Mais, qu’en est-il des droits accordés aux braves gens qui téléchargent les titres en « droits internet réservés »… sans licence ?
Si vous reprenez les catégories de droits conservées par la SACEM, vous vous rendrez bien vite compte que hormis la copie privée, il ne reste pas grand chose. En effet, certains usages non commerciaux sont soumis à rémunération. Et c’est là LA grande différence avec les licences ouvertes.
Et même la diffusion en podcast sur un quelconque site, perso ou pas avec ou sans pub est soumis à l’autorisation préalable du groupe, qui devra rédiger une licence sur mesure : bon courage les gars !
Dernier point, la lecture des commentaires sur l’annonce de cette avancée révolutionnaire sur le blog de PhilAxel est pour le moins édifiante. On a la sensation que l’on veut forcer la main à la SACEM, peu importe le flou juridique et l’absence d’information donnée aux utilisateurs. Les auteurs et les intermédiaires de la musique qui s’y expriment font peu de cas des droits de ces utilisateurs et interprètent les clauses des licences Creative Commons, au gré de leurs intérêts personnels des plus subjectifs.

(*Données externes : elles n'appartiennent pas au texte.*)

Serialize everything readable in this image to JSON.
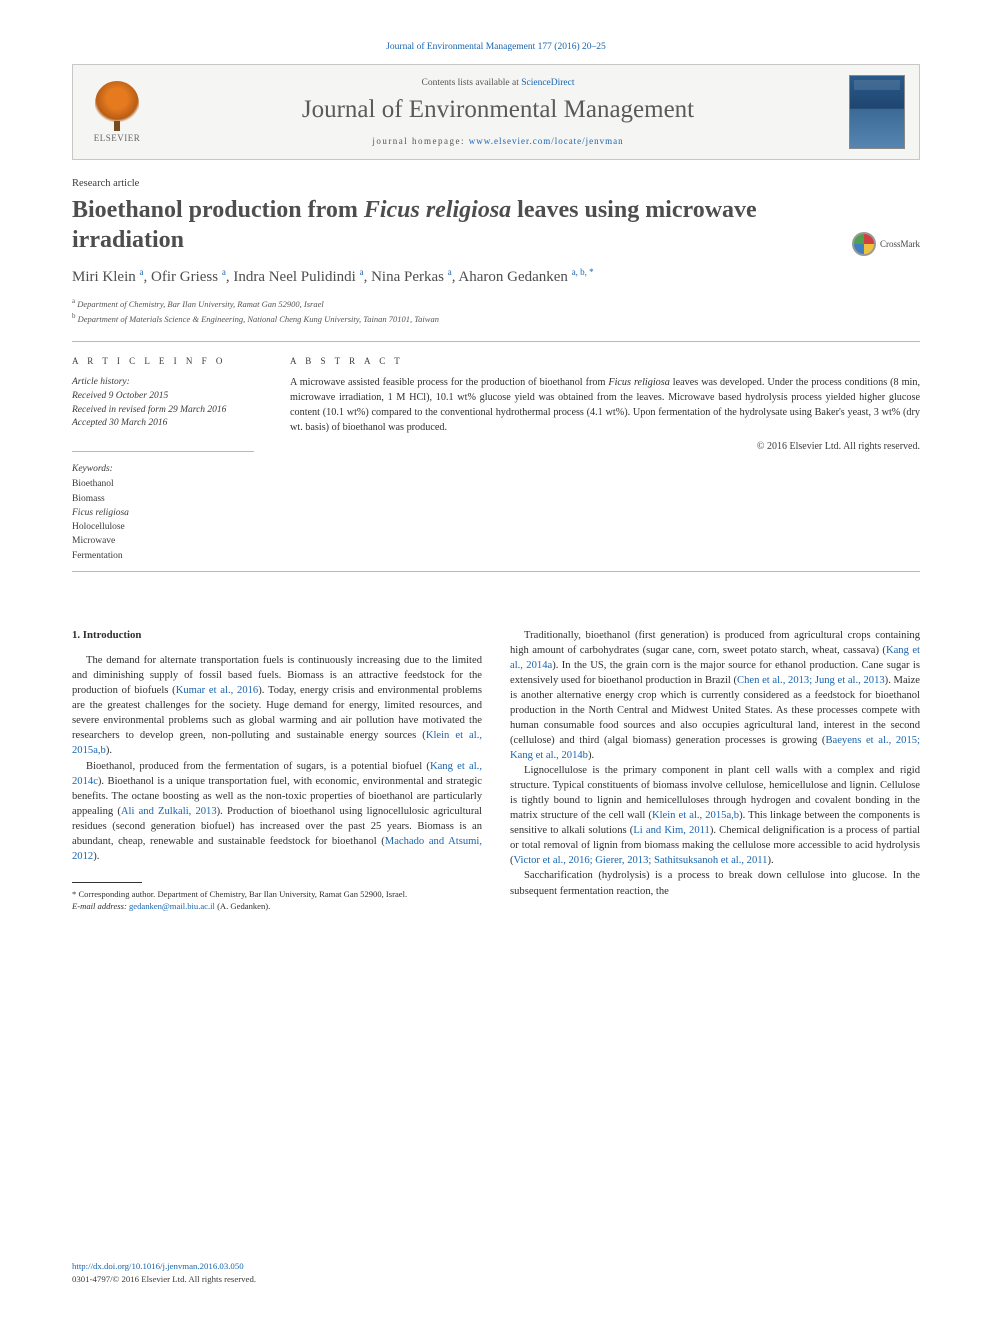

Or, il y a déjà des cas de réclamations à des sites réels ou virtuels qui pensaient diffuser de la musique libre et qui se sont vus taxés au forfait car un artiste de la liste faisait partie du répertoire d’une société de gestion collective des droits.
Apparemment cela ne pose aucun problème de conscience à ces « révolutionnaires » … eux ne seront jamais inquiétés. Au contraire, ils seront chouchoutés par la SACEM qui (malgré un discours parfois inverse, de type « les auteurs du dimanche »… on n’en est pas à une contradiction près) aura besoin dans le monde concurrentiel dans lequel elle entre, d’affirmer sa suprématie par le nombre de ses adhérents : « voyez combien ils sont nombreux ! »

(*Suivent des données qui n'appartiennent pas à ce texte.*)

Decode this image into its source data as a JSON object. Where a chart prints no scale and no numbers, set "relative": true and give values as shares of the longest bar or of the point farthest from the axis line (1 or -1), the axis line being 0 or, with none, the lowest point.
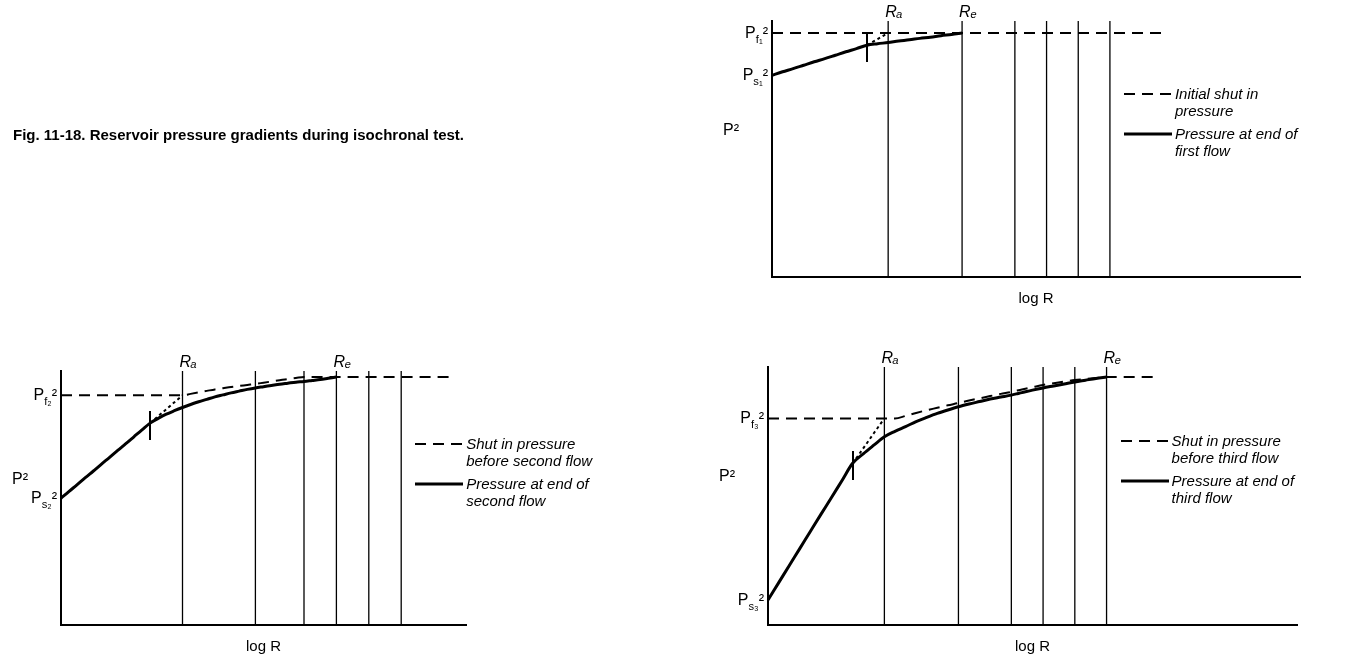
{
  "chart_data": [
    {
      "type": "line",
      "xlabel": "log R",
      "ylabel": "P²",
      "relative": true,
      "grid": "x",
      "legend": "right",
      "categories": [
        null,
        null,
        null,
        null,
        null,
        null,
        null,
        null,
        null,
        null,
        null,
        null,
        null,
        null,
        null,
        null,
        null,
        null,
        null,
        null,
        null,
        null,
        null,
        null,
        null,
        null,
        null,
        null,
        null,
        null,
        null,
        null,
        null,
        null,
        null,
        null,
        null,
        null,
        null,
        null,
        null,
        null,
        null,
        null,
        null,
        null,
        null,
        null,
        null,
        null,
        null
      ],
      "series": [
        {
          "name": "Initial shut in pressure",
          "color": "#000000",
          "line_style": "dashed",
          "values": [
            1,
            1,
            1,
            1,
            1,
            1,
            1,
            1,
            1,
            1,
            1,
            1,
            1,
            1,
            1,
            1,
            1,
            1,
            1,
            1,
            1,
            1,
            1,
            1,
            1,
            1,
            1,
            1,
            1,
            1,
            1,
            1,
            1,
            1,
            1,
            1,
            1,
            1,
            null,
            null,
            null,
            null,
            null,
            null,
            null,
            null,
            null,
            null,
            null,
            null,
            null
          ]
        },
        {
          "name": "Pressure at end of first flow",
          "color": "#000000",
          "line_style": "solid",
          "values": [
            0.827,
            0.841,
            0.854,
            0.868,
            0.882,
            0.895,
            0.909,
            0.923,
            0.936,
            0.95,
            0.956,
            0.961,
            0.967,
            0.972,
            0.978,
            0.983,
            0.989,
            0.994,
            1,
            null,
            null,
            null,
            null,
            null,
            null,
            null,
            null,
            null,
            null,
            null,
            null,
            null,
            null,
            null,
            null,
            null,
            null,
            null,
            null,
            null,
            null,
            null,
            null,
            null,
            null,
            null,
            null,
            null,
            null,
            null,
            null
          ]
        },
        {
          "color": "#000000",
          "line_style": "dotted",
          "values": [
            null,
            null,
            null,
            null,
            null,
            null,
            null,
            null,
            null,
            0.95,
            0.975,
            1,
            null,
            null,
            null,
            null,
            null,
            null,
            null,
            null,
            null,
            null,
            null,
            null,
            null,
            null,
            null,
            null,
            null,
            null,
            null,
            null,
            null,
            null,
            null,
            null,
            null,
            null,
            null,
            null,
            null,
            null,
            null,
            null,
            null,
            null,
            null,
            null,
            null,
            null,
            null
          ]
        }
      ],
      "annotations": [
        "P$_{f₁}$²",
        "P$_{s₁}$²",
        "Rₐ",
        "Rₑ"
      ]
    },
    {
      "type": "line",
      "title": "Fig. 11-18. Reservoir pressure gradients during isochronal test.",
      "xlabel": "log R",
      "ylabel": "P²",
      "relative": true,
      "grid": "x",
      "legend": "right",
      "categories": [
        null,
        null,
        null,
        null,
        null,
        null,
        null,
        null,
        null,
        null,
        null,
        null,
        null,
        null,
        null,
        null,
        null,
        null,
        null,
        null,
        null,
        null,
        null,
        null,
        null,
        null,
        null,
        null,
        null,
        null,
        null,
        null,
        null,
        null,
        null,
        null,
        null,
        null,
        null,
        null,
        null,
        null,
        null,
        null,
        null,
        null,
        null,
        null,
        null,
        null,
        null
      ],
      "series": [
        {
          "name": "Shut in pressure before second flow",
          "color": "#000000",
          "line_style": "dashed",
          "values": [
            0.926,
            0.926,
            0.926,
            0.926,
            0.926,
            0.926,
            0.926,
            0.926,
            0.926,
            0.926,
            0.926,
            0.926,
            0.926,
            0.926,
            0.926,
            0.926,
            0.932,
            0.938,
            0.944,
            0.95,
            0.955,
            0.96,
            0.964,
            0.968,
            0.972,
            0.977,
            0.982,
            0.987,
            0.992,
            0.996,
            1,
            1,
            1,
            1,
            1,
            1,
            1,
            1,
            1,
            1,
            1,
            1,
            1,
            1,
            1,
            1,
            1,
            1,
            1,
            null,
            null
          ]
        },
        {
          "name": "Pressure at end of second flow",
          "color": "#000000",
          "line_style": "solid",
          "values": [
            0.511,
            0.539,
            0.566,
            0.594,
            0.621,
            0.649,
            0.676,
            0.704,
            0.731,
            0.759,
            0.787,
            0.814,
            0.833,
            0.85,
            0.864,
            0.877,
            0.889,
            0.9,
            0.91,
            0.92,
            0.928,
            0.936,
            0.943,
            0.95,
            0.956,
            0.961,
            0.966,
            0.971,
            0.975,
            0.979,
            0.982,
            0.986,
            0.99,
            0.995,
            1,
            null,
            null,
            null,
            null,
            null,
            null,
            null,
            null,
            null,
            null,
            null,
            null,
            null,
            null,
            null,
            null
          ]
        },
        {
          "color": "#000000",
          "line_style": "dotted",
          "values": [
            null,
            null,
            null,
            null,
            null,
            null,
            null,
            null,
            null,
            null,
            null,
            0.814,
            0.842,
            0.87,
            0.898,
            0.926,
            null,
            null,
            null,
            null,
            null,
            null,
            null,
            null,
            null,
            null,
            null,
            null,
            null,
            null,
            null,
            null,
            null,
            null,
            null,
            null,
            null,
            null,
            null,
            null,
            null,
            null,
            null,
            null,
            null,
            null,
            null,
            null,
            null,
            null,
            null
          ]
        }
      ],
      "annotations": [
        "P$_{f₂}$²",
        "P$_{s₂}$²",
        "Rₐ",
        "Rₑ"
      ]
    },
    {
      "type": "line",
      "xlabel": "log R",
      "ylabel": "P²",
      "relative": true,
      "grid": "x",
      "legend": "right",
      "categories": [
        null,
        null,
        null,
        null,
        null,
        null,
        null,
        null,
        null,
        null,
        null,
        null,
        null,
        null,
        null,
        null,
        null,
        null,
        null,
        null,
        null,
        null,
        null,
        null,
        null,
        null,
        null,
        null,
        null,
        null,
        null,
        null,
        null,
        null,
        null,
        null,
        null,
        null,
        null,
        null,
        null,
        null,
        null,
        null,
        null,
        null,
        null,
        null,
        null,
        null,
        null
      ],
      "series": [
        {
          "name": "Shut in pressure before third flow",
          "color": "#000000",
          "line_style": "dashed",
          "values": [
            0.833,
            0.833,
            0.833,
            0.833,
            0.833,
            0.833,
            0.833,
            0.833,
            0.833,
            0.833,
            0.833,
            0.833,
            0.833,
            0.843,
            0.855,
            0.866,
            0.876,
            0.886,
            0.895,
            0.905,
            0.914,
            0.923,
            0.932,
            0.94,
            0.95,
            0.959,
            0.968,
            0.975,
            0.982,
            0.988,
            0.992,
            0.996,
            1,
            1,
            1,
            1,
            1,
            1,
            null,
            null,
            null,
            null,
            null,
            null,
            null,
            null,
            null,
            null,
            null,
            null,
            null
          ]
        },
        {
          "name": "Pressure at end of third flow",
          "color": "#000000",
          "line_style": "solid",
          "values": [
            0.101,
            0.17,
            0.239,
            0.308,
            0.377,
            0.446,
            0.514,
            0.583,
            0.652,
            0.69,
            0.725,
            0.759,
            0.781,
            0.8,
            0.82,
            0.837,
            0.853,
            0.867,
            0.88,
            0.891,
            0.901,
            0.911,
            0.919,
            0.927,
            0.937,
            0.947,
            0.956,
            0.964,
            0.972,
            0.98,
            0.987,
            0.994,
            1,
            null,
            null,
            null,
            null,
            null,
            null,
            null,
            null,
            null,
            null,
            null,
            null,
            null,
            null,
            null,
            null,
            null,
            null
          ]
        },
        {
          "color": "#000000",
          "line_style": "dotted",
          "values": [
            null,
            null,
            null,
            null,
            null,
            null,
            null,
            null,
            0.652,
            0.712,
            0.773,
            0.833,
            null,
            null,
            null,
            null,
            null,
            null,
            null,
            null,
            null,
            null,
            null,
            null,
            null,
            null,
            null,
            null,
            null,
            null,
            null,
            null,
            null,
            null,
            null,
            null,
            null,
            null,
            null,
            null,
            null,
            null,
            null,
            null,
            null,
            null,
            null,
            null,
            null,
            null,
            null
          ]
        }
      ],
      "annotations": [
        "P$_{f₃}$²",
        "P$_{s₃}$²",
        "Rₐ",
        "Rₑ"
      ]
    }
  ]
}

Rappelons juste que lors d’une intervention pas si ancienne, Mme Kerr Vignale (Direction des Relations Clientèles de la SACEM) a qualifié les licences Creatives Commons de « dangereuses. »
Ici, nous ne cesserons donc pas de répéter encore et encore : tant que la SACEM ne modifie pas sa volonté et donc ses statuts, la compatibilité avec les licences ouvertes, même les plus restrictives, n’existera pas !
Nous ne cherchons pas à forcer la main de la SACEM dans ce sens, en tous cas pas au détriment des utilisateurs. Néanmoins nous apprécierions grandement que l’information donnée par la SACEM à ses membres soit bien plus claire et argumentée, quelque soit le choix des auteurs pour la gestion de leurs droits internet.